- Born: Henry Hamilton Bailey 1 October 1894 Bishopstoke, Hampshire
- Died: 25 March 1961 (aged 66) Malaga, Spain
- Education: London Hospital Medical College
- Occupation: Surgeon
- Known for: Surgical textbooks
- Medical career
- Institutions: London Hospital, Dudley Road, Birmingham, Royal Northern Hospital, London

= Henry Hamilton Bailey =

Surgeon and author of surgical textbooks

Henry Hamilton Bailey (1 October 1894 – 25 March 1961) was a British surgeon. Bailey became one of the most influential authors of surgical textbooks in the 20th century. When publishing, and perhaps for much of his working life, he dropped his first name, becoming Hamilton Bailey. He was a pioneer in the use of illustrations and photographs in surgical textbooks.

==Life==

Hamilton was born to a medical missionary. He had a brother who died aged two days after birth, and a sister who was institutionalized with schizophrenia at the age of 18.

As a fourth year medical student of London Hospital Medical College, he volunteered as part of the 1st Belgian Unit of the British Red Cross on 1914. In the same year, he was captured and made a prisoner of war. As a prisoner of war he was sentenced to death for suspected sabotage, but following an American intervention was released by the Germans along with other medical and nursing staff. He subsequently (25 August 1916) became a temporary surgeon with the Royal Navy, serving aboard , and .
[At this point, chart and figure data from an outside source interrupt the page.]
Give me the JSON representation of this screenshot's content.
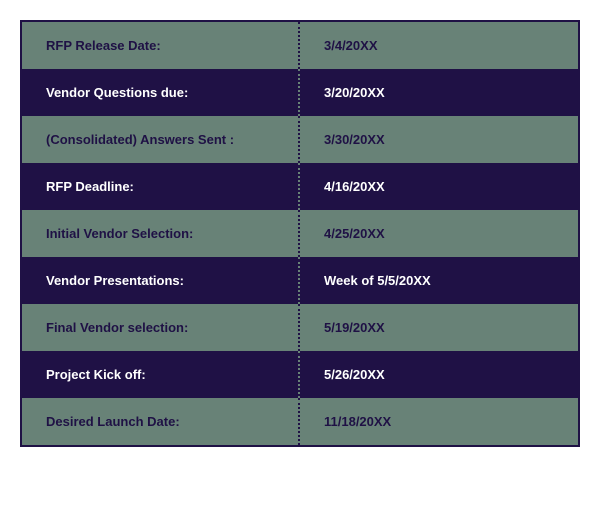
{
  "schedule": {
    "type": "table",
    "columns": [
      "label",
      "date"
    ],
    "border_color": "#1f1145",
    "row_colors": {
      "odd_bg": "#688277",
      "odd_text": "#1f1145",
      "odd_divider": "#1f1145",
      "even_bg": "#1f1145",
      "even_text": "#ffffff",
      "even_divider": "#688277"
    },
    "font_weight": 700,
    "font_size": 13,
    "cell_padding": "16px 24px",
    "rows": [
      {
        "label": "RFP Release Date:",
        "date": "3/4/20XX"
      },
      {
        "label": "Vendor Questions due:",
        "date": "3/20/20XX"
      },
      {
        "label": "(Consolidated) Answers Sent :",
        "date": "3/30/20XX"
      },
      {
        "label": "RFP Deadline:",
        "date": "4/16/20XX"
      },
      {
        "label": "Initial Vendor Selection:",
        "date": "4/25/20XX"
      },
      {
        "label": "Vendor Presentations:",
        "date": "Week of 5/5/20XX"
      },
      {
        "label": "Final Vendor selection:",
        "date": "5/19/20XX"
      },
      {
        "label": "Project Kick off:",
        "date": "5/26/20XX"
      },
      {
        "label": "Desired Launch Date:",
        "date": "11/18/20XX"
      }
    ]
  }
}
After the war, while working as a surgical registrar, he suffered an infection following a finger injury while performing surgery, eventually leading to amputation of his left index finger; this can be seen in the illustrations of some of his books (his Figure 137 showing Bimanual palpation of the spleen gives a clear orientation). His first independent post was as a surgeon to Dudley Road Hospital, Birmingham (1926), where many of the photos that would illustrate his first book were taken. He left in 1930, soon joining the staff of the Royal Northern Hospital, London. He was also a Hunterian Professor at the Royal College of Surgeons and a vice-president of the International College of Surgeons.

He married a photographer, Vera Gillender, in 1925, who collaborated with him in the production of photographs for his books. Hamilton and Vera had one son, who died aged 15 in a railway accident while returning from evacuation in the north of England.

Hamilton was incarcerated for three years in 1949 for a mental condition involving mania and paranoia, which was eventually successfully treated with lithium therapy.

He died of intestinal obstruction (or subsequent surgical complications) secondary to colonic carcinoma, on 25 March 1961 in Malaga.

==Selected publications==
- Demonstrations of Physical Signs in Clinical Surgery (1927); subsequent through many editions, continuing as Hamilton Bailey's Demonstration of Physical Signs in Clinical Surgery, up to the 18th Ed. in 1997 by John S.P Lumley. A 19th edition expected in late 2015 (by. John S.P Lumley and Anil K. D'Cruz).
- Branchial cysts and other essays on surgical subjects in the facio-cervical region (1929).
- Emergency Surgery (1930-1)
- A Short Practice of Surgery (1932)
- Surgery for Nurses (1933)
- Recent advances in genito-urinary surgery (1936)
- Diseases of the Testicle (1936)
- Clinical surgery for dental practitioners (1937)
- Surgery of modern warfare (1940). A later entire edition was purchased by US Armed Forces for distribution to their medical corp.